Même si de nouvelles expériences de lecture sont bien évidemment possibles, même si des catalogues 100% numériques se créent progressivement, qu’il s’agisse d’œuvres nativement numériques, ou du passage en numérique de textes qui revisitent cette expérience, le défi initial pour les éditeurs traditionnels en ce qui concerne les livres numériques est donc plutôt modeste : il s’agit de faire exister les livres sur le web, et que ceux-ci demeurent des livres, avec bien sûr un écart vis à vis de la version imprimée qui provient de ce passage au numérique. Ce passage n’est pas indifférent, il n’est pas neutre, il n’est pas sans incidence. Mais la construction d’un espace des livres spécifique sur le web passe par le fait de veiller plutôt à la proximité avec les livres imprimés qu’à l’écart avec ceux-ci. Ce n’est pas « anti-innovation », c’est simplement la volonté de faire exister aussi en numérique ce que les lecteurs aiment des livres. Cela implique d’ailleurs beaucoup d’innovation, et ne convoque pas nécessairement le skeuomorphisme. Nul ne peut prédire à coup sûr la solidité ni la durée de cet espace spécifique des livres numériques en construction, mais pourquoi reprocher aux éditeurs de s’être concentrés en premier lieu sur ce défi ?
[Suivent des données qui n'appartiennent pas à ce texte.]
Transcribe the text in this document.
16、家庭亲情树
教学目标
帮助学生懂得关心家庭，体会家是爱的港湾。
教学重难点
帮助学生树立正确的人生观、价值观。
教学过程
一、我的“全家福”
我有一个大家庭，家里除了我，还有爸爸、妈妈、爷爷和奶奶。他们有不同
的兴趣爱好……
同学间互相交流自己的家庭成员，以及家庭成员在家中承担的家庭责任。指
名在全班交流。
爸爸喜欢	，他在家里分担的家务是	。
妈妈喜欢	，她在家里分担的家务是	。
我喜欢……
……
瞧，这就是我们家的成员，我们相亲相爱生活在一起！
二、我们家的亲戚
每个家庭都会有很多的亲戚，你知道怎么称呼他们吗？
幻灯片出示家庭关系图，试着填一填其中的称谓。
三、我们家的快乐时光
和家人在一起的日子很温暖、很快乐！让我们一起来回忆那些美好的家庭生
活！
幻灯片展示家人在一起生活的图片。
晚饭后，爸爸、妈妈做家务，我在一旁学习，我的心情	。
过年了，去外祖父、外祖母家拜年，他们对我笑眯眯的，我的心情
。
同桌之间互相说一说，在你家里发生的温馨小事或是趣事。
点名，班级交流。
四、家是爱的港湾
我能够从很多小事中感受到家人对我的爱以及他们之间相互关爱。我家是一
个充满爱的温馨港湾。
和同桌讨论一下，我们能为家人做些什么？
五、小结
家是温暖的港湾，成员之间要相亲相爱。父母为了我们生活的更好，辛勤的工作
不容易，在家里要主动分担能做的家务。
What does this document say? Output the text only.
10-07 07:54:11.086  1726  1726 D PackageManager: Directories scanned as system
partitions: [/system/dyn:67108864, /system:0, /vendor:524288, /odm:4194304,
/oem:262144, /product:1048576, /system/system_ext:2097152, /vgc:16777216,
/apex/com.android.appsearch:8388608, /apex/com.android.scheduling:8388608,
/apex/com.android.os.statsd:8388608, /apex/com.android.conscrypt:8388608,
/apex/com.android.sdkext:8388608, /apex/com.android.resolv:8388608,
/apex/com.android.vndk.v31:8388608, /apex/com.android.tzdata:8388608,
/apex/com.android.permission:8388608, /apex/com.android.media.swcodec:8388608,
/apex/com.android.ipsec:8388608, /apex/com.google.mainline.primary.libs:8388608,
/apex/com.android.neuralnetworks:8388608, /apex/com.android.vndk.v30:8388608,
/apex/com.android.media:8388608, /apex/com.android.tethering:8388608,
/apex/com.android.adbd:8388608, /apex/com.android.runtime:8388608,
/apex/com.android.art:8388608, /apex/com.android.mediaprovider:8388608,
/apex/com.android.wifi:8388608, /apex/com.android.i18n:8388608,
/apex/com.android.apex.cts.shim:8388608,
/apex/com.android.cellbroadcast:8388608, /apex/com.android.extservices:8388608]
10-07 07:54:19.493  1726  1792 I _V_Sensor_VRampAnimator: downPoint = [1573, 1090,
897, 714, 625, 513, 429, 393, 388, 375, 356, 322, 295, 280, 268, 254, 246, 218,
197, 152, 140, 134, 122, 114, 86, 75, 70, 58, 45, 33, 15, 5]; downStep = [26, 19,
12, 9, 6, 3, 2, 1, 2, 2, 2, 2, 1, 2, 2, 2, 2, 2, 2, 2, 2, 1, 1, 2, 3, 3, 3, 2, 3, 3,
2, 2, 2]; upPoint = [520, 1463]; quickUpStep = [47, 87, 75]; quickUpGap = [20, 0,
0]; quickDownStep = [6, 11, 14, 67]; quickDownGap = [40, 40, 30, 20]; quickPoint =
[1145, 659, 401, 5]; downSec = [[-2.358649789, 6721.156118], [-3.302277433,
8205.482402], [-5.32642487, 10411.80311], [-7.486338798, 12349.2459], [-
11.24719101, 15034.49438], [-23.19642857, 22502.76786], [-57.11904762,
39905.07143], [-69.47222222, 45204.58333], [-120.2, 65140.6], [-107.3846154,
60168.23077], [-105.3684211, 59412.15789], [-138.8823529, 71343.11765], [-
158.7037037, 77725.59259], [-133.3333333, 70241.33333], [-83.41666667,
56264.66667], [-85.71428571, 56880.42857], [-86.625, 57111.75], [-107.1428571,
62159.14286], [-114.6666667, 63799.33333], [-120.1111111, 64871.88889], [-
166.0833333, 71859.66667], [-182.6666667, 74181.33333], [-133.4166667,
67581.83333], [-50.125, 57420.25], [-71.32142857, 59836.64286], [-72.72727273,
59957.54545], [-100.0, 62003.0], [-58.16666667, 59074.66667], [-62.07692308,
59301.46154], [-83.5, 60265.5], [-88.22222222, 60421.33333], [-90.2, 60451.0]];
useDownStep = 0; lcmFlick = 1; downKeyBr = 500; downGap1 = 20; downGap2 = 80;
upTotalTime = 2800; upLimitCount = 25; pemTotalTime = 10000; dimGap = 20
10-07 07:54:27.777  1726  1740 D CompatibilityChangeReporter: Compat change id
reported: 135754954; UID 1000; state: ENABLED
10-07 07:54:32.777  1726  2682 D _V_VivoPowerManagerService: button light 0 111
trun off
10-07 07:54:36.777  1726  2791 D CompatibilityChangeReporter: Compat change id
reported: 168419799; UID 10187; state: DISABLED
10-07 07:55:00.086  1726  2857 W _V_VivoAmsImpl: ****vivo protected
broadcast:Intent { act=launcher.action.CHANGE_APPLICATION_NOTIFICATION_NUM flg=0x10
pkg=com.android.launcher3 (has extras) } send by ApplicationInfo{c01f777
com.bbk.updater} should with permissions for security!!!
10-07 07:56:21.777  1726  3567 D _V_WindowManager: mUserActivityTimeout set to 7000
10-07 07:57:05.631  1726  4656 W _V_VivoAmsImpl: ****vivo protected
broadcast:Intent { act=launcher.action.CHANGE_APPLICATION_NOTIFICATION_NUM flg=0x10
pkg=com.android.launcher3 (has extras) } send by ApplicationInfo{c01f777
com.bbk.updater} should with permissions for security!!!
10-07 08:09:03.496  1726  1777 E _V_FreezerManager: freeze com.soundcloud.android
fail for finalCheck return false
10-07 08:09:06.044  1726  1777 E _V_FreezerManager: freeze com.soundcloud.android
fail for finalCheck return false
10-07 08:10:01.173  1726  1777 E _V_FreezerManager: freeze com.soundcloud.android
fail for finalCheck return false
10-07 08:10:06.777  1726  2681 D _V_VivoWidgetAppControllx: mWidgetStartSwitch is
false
Que n’a-t-on entendu à propos des majors de la musique qui ont tant tardé à numériser leurs catalogues ! Et maintenant, on va reprocher aux éditeurs de numériser les leurs ? Une double injonction, en forme de double contrainte: « Numérise, éditeur, mais surtout, ne numérise pas ! ». Numériser, quel manque d’inspiration, c’est faire juste un simple et bête livre numérique qui ressemble au livre papier qu’on lit du début jusqu’à la fin avec même pas de vidéo et d’animations et de sons et d’interactivité dedans, trop bêtes ces éditeurs, ils ne voient pas, alors que les jeunes (les digitalnativzz) le voient, que les bibliothécaires, les enseignants, les touristes, les pompistes, les dentistes le voient (même ma maman le voit), qu’avec le numérique on peut faire tellement tellement plus de choses oh là là…
Il n’y a pas lieu de s’étonner que le format EPUB, et la référence au livre imprimé, ne soulèvent généralement que peu d’enthousiasme chez un éditeur pure-player. Il n’a pas de fonds à numériser, il n’est pas tenu de publier (ni de promouvoir) simultanément deux versions de toutes ses nouveautés, l’une imprimée, l’autre numérique. Que lui importe (sur le plan économique) que les ventes de livres numériques se concentrent in fine chez deux ou trois acteurs mondiaux, et que les libraires en viennent à fermer les uns après les autres ? Cela préoccupe énormément les éditeurs traditionnels qui, eux, publient dans les deux formats, imprimé et numérique, travaillent et veulent continuer de travailler avec un grand nombre de libraires de toutes sortes et de toutes tailles, pour leurs livres imprimés comme pour leurs versions numériques.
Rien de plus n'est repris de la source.